After another dramatic rise in COVID-19 cases in the West Valley and state, Gov. Doug Ducey ordered restaurants to reduce capacity to less than 50% and emphasized more tests were coming.
The restaurant order puzzled some who were already reducing capacity.
Restaurants like Oregano’s in Glendale near Peoria say they have reduced seating with extra safety measures. “We are only seating select tables throughout the restaurant to ensure our guests maintain safe distancing at all times,” Oregano’s website states.
“With the social distancing we were pretty close to (50% capacity) anyways,” said Sam Billelo, owner of Goodyear restaurants Bella Luna and Sal’s Tuscan Grill.
Ducey promised “an exponential increase in tests and processing tests” at a press conference. He promoted Arizona State University’s first public saliva test for the virus. “It’s going to be a drive thru in the West Valley,” he said.
The ASU test launched at Ak-Chin Pavilion, in Maryvale just south of Glendale — two of the hardest-hit areas, according to the state’s “COVID-19 Cases by ZIP Code” tool.

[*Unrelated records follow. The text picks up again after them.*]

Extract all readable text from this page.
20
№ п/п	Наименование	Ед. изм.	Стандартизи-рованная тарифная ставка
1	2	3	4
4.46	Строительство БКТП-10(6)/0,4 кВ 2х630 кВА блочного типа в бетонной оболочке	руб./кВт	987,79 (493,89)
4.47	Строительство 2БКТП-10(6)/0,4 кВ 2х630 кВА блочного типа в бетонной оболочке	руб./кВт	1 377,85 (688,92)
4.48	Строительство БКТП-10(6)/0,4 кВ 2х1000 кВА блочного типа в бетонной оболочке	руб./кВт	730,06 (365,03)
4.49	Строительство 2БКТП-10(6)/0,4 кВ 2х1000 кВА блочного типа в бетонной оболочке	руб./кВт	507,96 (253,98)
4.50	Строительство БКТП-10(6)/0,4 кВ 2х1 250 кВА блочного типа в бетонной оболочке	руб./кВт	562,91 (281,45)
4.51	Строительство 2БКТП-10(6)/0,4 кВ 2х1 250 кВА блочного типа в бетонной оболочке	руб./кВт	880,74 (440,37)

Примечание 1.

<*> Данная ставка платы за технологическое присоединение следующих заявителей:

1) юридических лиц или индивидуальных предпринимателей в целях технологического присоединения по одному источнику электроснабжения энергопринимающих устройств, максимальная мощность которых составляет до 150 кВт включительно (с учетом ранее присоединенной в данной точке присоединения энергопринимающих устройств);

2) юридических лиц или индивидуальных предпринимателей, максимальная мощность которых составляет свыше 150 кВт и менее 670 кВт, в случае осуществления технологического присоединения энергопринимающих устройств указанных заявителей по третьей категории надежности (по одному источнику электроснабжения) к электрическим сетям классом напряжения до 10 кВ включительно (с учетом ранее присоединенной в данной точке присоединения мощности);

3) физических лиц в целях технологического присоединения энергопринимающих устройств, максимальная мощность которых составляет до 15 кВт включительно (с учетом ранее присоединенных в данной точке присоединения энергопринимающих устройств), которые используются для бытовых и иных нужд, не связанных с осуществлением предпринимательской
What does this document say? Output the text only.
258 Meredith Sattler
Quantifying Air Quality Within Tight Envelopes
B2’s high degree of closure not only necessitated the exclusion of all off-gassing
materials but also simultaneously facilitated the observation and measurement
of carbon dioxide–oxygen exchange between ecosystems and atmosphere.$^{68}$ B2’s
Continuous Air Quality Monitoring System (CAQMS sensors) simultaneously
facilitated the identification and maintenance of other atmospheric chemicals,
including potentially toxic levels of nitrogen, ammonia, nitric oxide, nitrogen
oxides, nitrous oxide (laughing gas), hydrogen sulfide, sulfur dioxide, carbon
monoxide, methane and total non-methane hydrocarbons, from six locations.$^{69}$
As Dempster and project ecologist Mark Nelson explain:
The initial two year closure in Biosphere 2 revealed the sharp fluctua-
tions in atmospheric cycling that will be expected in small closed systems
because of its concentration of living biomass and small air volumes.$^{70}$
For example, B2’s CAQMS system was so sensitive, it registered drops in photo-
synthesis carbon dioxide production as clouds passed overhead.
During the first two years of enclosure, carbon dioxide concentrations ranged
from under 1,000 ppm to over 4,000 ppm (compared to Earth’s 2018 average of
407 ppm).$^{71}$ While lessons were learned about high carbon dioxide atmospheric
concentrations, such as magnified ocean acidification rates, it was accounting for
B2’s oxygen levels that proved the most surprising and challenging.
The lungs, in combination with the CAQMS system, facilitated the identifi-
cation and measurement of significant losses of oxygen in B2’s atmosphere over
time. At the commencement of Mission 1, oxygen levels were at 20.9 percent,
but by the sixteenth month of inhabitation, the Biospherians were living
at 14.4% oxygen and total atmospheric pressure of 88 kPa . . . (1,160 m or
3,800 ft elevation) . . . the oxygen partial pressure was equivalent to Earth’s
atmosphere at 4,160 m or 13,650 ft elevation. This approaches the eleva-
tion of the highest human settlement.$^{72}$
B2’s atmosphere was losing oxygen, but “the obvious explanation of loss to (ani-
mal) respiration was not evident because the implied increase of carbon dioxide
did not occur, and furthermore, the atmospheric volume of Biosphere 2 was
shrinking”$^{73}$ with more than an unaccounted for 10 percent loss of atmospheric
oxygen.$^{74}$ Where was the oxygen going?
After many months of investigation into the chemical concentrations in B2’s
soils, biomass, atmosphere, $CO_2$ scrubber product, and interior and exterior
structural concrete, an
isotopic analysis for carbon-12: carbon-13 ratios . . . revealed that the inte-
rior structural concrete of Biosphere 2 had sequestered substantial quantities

That tool showed 1,871 cases in Glendale 85301 July 14, with 2,233 cases in neighboring West Phoenix 85033.
Maryvale 85035 had 2,045 COVID-19 cases July 14.
Litchfield Park 85340 had 483 positive cases with 586 cases in neighboring 85395.
Glendale 85303 went over 1,000 cases, with 1,094. Peoria-Sun City 85345 had 1,241 cases with 443 in Peoria 85381 and 613 cases in Peoria 85382.
Positive test results around the West Valley may increase dramatically this week, with Ducey’s emphasis on expanding testing — including the new saliva test that is billed as less intrusive than the nasal swabs.
“We are excited to partner with Arizona State University to launch this new testing program that will increase our capacity to test more people for COVID-19,” said Dr. Cara Christ, ADHS director.
“It is the university’s commitment to be of service to the citizens of the state of Arizona in any way we can as we all work together to deal with the impact of the COVID-19 pandemic,” said ASU President Michael M. Crow.
The ASU saliva test debuted a day after Phoenix Mayor Kate Gallego called for more testing in Maryvale and West Phoenix.
Interviewed on MSNBC, Gallego said Abrazo Health requested refrigerated trucks to be used as emergency morgues.
“It is very scary out here,” Gallego said. “The Abrazo health care system has run out of morgue beds.”
Abrazo has hospitals around the Valley, including Abrazo West in Goodyear and Abrazo Arrowhead in Glendale/Peoria.
But, according to Abrazo spokesman Keith Jones, “Abrazo hospitals currently have adequate morgue space. The state has requested that hospitals implement their emergency plans. Part of activating our plan includes the ability to handle overflow morgue capacity if needed.
“Abrazo has taken a proactive approach by ordering refrigerated storage in the event it may be needed during a surge of COVID patients. At this point it is not needed. We do agree with the mayor’s points around promoting awareness around masking, continuing to practice social distancing and seeking medical care in the event of an emergency need.”
According to the Maricopa County Department of Public Health, the county medical examiner’s office has a normal capacity of 150 “and is at about 96% of that capacity . . . As a precautionary measure, Maricopa County Unified Command has put plans and contracts into place to be able to quickly lease additional cooling space if necessary.”
Though there is often a delay in reporting, the county’s daily report on COVID-19 showed a significant increase in deaths over the last few days.
On June 30, Maricopa County reported 734 deaths as of that date from COVID-19.
On July 14, the county COVID-19 death total was 1,171. Over the first two weeks of July, the county reported 437 COVID-19 deaths — meaning 37% of the total deaths over more than three months have been reported in the last two weeks.
Maricopa County COVID-19 reported deaths by month: April, 141; May, 263; June, 364. After a few days where low numbers looked promising, the July 14 Maricopa County daily COVID-19 report shows 2,789 new cases, 84 new hospitalizations for COVID-19 and 70 deaths from the disease.
The recent surge in deaths underscore what Ducey called “the brutal facts of our current situation.”
Even so, he ended his July 9 press conference on a positive note:
“We are seeing some encouraging results,” Ducey said. “It is time to keep pressing . . .”
Ducey alluded to orders by West Valley cities and Maricopa County requiring people to wear masks in public.
“We are seeing some better results. The actions we took 10 days ago are making a difference,” Ducey said.
“The best thing you can do is wear a mask. Make sure people know the virus is widespread and by personal decisions you can avoid contracting it.
“We’re seeing some progress in Arizona. We need to see more,” Ducey said. “If you need to do something, go out and do it — and go home.”